Boiled sweet potatoes
This is the simplest way to keep all the nutrients in sweet potatoes. Eating boiled sweet potatoes for breakfast or changing rice for dinner helps reduce the amount of starch absorbed while still full for a long time.
Baked sweet potatoes
Baked sweet potatoes retain their natural sweetness, limiting fat. A baked sweet potato can replace part of the starch in your diet, helping you control your weight better.
Steamed sweet potatoes with vegetables
Combining steamed sweet potatoes with broccoli, carrots or cauliflower not only enhances flavor but also adds fiber, vitamins, minerals, supporting a healthy digestive system.
Sweet potato salad
Boiled sweet potatoes in blocks, mixed with green vegetables, chicken breast or tuna and olive oil will become a nutritious, low-calorie meal, suitable for people who want to lose weight while still ensuring energy.

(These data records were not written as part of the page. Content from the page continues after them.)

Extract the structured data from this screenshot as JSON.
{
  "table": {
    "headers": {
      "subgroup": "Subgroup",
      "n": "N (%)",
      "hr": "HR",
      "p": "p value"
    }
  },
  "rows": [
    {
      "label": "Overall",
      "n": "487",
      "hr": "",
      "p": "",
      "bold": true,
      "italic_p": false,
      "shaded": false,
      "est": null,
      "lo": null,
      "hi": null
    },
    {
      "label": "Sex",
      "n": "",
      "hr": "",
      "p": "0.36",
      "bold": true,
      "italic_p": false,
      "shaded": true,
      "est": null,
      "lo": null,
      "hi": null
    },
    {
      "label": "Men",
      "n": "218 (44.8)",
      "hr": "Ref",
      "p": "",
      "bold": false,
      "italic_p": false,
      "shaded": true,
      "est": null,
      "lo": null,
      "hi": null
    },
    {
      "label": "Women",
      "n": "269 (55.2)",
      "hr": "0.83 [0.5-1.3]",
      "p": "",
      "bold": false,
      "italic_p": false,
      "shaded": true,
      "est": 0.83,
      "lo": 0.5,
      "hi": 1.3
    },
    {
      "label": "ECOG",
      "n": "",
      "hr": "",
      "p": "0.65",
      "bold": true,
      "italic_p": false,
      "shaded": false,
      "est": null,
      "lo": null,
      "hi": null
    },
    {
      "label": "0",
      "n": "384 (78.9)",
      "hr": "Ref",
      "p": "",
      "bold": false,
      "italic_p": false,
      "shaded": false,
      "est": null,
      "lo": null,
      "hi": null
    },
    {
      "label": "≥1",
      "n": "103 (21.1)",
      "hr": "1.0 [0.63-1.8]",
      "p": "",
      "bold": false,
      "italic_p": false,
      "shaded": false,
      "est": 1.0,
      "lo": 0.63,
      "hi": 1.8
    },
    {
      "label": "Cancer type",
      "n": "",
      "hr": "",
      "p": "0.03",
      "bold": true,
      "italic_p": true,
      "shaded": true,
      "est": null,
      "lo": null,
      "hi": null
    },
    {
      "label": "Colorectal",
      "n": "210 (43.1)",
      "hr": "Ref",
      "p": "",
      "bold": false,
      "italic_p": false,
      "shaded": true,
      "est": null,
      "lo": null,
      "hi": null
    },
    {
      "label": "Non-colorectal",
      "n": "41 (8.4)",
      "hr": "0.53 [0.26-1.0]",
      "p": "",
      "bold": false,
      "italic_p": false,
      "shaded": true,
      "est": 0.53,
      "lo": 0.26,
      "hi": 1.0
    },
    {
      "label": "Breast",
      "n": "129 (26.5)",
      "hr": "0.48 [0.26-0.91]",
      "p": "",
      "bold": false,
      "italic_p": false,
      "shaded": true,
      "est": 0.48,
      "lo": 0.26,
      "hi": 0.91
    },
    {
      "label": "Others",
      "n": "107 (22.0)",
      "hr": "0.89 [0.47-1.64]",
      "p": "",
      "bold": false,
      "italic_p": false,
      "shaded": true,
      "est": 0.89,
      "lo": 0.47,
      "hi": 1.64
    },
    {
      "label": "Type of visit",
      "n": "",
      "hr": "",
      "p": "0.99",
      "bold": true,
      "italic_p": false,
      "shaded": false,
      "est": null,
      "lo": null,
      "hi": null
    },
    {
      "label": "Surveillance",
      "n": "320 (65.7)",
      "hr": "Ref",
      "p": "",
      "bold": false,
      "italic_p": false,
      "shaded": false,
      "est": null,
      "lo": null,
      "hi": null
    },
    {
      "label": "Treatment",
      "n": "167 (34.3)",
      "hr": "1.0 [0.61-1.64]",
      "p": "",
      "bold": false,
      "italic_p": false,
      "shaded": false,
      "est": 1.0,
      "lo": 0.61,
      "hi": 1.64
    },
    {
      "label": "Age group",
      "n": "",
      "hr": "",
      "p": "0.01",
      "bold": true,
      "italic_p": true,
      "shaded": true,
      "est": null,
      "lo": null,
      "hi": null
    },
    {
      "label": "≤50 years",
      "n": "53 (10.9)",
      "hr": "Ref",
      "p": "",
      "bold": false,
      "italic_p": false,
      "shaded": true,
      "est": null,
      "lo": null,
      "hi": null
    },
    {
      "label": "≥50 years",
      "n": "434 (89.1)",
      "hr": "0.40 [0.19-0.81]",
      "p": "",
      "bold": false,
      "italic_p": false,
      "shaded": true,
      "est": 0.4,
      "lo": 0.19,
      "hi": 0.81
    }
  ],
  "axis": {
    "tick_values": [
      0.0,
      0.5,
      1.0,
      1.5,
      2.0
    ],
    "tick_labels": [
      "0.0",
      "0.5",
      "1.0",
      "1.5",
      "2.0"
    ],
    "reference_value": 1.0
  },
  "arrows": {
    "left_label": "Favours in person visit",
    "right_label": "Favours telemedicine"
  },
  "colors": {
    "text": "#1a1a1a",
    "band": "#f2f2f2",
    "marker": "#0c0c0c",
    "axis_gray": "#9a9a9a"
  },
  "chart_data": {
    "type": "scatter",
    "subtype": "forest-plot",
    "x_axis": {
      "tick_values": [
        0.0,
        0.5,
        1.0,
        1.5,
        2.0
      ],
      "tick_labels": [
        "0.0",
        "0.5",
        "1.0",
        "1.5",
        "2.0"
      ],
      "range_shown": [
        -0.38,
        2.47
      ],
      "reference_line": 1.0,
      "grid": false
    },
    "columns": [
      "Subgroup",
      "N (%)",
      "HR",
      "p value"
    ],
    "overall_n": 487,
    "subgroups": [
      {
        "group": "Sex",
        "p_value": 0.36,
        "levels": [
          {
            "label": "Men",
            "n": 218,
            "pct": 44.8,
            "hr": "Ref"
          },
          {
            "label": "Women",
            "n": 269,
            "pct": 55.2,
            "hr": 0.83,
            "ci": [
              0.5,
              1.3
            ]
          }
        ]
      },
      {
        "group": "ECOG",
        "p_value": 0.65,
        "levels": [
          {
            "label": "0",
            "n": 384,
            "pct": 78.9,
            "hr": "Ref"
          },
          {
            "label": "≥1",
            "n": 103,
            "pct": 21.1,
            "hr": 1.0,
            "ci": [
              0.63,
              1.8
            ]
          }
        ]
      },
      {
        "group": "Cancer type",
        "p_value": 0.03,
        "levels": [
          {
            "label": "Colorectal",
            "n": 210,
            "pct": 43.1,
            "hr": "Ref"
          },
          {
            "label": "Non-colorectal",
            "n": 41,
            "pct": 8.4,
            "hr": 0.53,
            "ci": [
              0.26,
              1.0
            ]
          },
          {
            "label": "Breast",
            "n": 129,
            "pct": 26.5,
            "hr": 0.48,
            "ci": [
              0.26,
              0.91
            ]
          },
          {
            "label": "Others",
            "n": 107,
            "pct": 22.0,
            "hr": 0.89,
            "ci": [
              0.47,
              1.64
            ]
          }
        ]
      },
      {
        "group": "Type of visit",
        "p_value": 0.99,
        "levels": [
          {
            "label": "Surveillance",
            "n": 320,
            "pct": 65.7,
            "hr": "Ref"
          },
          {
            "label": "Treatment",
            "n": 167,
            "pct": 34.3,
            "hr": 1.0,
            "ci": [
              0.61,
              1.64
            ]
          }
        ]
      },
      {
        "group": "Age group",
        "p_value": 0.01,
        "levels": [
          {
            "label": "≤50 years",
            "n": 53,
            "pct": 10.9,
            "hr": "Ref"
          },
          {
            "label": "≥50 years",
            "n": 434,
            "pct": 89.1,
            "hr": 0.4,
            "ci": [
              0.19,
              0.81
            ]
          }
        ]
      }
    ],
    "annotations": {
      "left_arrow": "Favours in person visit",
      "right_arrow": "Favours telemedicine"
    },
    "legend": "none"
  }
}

According to Dr. Cynthia Sass, a nutritionist in New York (USA): "Sandy potatoes are an excellent source of complex carbohydrates, which help maintain stable energy and support weight control. Eating sweet potatoes properly also helps reduce the risk of obesity and improve intestinal health".
With the above processing methods, sweet potatoes are not only a familiar rustic dish but also become a powerful "assistant" for sustainable weight loss.